Joseph Smith taught that the soul is the body and the spirit united eternally. I don't see God condemning a male spirit to a female body (or vice versa) for the rest of eternity.

Papa D said...

I agree, pdoe.

michelle said...

I tend to think of these kinds of struggles as evidences of the fall. There are plenty of examples of how a person's spiritual self is not going to be consistent with the body he/she ended up with. I know I don't know how it would be to have to face such struggles, but I think the answer ultimately has to be that the Atonement can help people face what they face.

I also think it's important not to perpetuate the idea that *facing* something is not the same thing as having it *fixed* in this life. That is not the position that is taken presently and I'd really like to not see anything other than that given any more traction.

I like the idea of detaching a bit from sexuality as you seem to suggest here. Quite frankly, I think we could all benefit a bit from that kind of approach -- by not defining identity or self or satisfaction or happiness so tightly with sexuality that we aren't willing to bend and submit to the commandments and also to not demand its fulfillment as some Absolute Necessity as our society tends to frame it. Our eternal identities are about so much more than our sexuality. I think for most people, sexuality is something that needs to be tamed and harnessed and molded and shaped and bridled and given up to some degree, at least at times in life.
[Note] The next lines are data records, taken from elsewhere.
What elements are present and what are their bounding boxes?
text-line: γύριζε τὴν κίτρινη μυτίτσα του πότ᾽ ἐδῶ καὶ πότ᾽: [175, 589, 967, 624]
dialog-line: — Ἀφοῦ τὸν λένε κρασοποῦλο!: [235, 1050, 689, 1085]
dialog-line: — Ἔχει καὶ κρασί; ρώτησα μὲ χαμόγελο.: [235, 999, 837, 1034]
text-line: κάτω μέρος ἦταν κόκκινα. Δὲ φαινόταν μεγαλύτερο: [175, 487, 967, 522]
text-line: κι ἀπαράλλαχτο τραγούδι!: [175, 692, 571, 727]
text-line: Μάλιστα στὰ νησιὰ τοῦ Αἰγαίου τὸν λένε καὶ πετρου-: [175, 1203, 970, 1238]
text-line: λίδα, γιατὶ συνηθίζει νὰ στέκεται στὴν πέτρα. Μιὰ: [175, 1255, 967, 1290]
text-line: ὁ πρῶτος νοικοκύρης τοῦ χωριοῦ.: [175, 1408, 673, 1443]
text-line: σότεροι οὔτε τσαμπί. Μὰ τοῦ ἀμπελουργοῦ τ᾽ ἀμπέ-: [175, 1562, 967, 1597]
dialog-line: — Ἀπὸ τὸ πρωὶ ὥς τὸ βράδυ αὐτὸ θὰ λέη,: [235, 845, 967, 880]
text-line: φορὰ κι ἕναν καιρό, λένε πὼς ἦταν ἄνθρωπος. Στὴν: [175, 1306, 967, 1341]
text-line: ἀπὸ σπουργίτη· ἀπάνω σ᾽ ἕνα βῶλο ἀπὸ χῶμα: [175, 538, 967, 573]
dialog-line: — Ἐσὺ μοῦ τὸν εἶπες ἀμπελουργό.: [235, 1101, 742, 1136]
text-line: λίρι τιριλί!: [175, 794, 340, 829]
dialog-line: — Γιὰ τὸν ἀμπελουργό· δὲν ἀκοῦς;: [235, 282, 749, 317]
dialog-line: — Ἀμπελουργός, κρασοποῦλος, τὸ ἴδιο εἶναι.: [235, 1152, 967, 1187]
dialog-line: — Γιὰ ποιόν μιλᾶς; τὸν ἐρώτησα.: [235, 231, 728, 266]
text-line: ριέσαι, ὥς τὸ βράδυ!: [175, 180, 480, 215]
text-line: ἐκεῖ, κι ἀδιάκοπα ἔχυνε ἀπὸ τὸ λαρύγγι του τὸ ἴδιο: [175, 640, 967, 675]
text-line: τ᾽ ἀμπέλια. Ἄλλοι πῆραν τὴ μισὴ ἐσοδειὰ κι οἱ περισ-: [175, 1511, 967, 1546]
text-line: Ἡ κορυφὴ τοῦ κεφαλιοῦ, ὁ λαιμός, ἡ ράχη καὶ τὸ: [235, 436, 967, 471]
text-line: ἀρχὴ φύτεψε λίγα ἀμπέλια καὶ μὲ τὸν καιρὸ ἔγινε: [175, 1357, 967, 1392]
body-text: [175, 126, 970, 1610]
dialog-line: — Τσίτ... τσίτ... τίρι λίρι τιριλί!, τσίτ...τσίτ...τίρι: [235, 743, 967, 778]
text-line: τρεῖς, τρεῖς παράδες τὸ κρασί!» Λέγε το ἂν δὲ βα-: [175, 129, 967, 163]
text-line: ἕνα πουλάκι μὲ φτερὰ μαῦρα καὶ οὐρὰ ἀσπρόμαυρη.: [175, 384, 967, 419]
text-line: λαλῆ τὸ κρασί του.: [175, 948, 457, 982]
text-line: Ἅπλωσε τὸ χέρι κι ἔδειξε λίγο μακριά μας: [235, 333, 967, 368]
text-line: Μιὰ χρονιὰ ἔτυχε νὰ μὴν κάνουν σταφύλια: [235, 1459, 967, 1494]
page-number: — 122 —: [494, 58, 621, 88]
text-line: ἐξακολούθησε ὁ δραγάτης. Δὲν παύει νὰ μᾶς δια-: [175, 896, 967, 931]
Even male vs. female 'needs' in a marriage can often end up creating problems if they aren't seen in a larger context of what the purpose and place of sex is in God's plan. (In my view, it's both really important, but at the same time not supposed to be central to our identity and personality and is ultimately designed to be about the marriage and family, not about the individual.)

Just some thoughts...don't know if I'm making much sense. It's late. ;)

Papa D said...

Michelle, it made sense to me. I especially like your first paragraph.

I absolutely LOVE our Second Article of Faith - and I think the "list" of effects of The Fall from which we all have been "redeemed" is FAR more expansive than most people realize, including myself.

Rich Alger said...

Thanks for your perspective

backandthen said...

I have another point of view on the matter but I share your implied conclusion: humility and love and minding our own business not what others do or what they don't.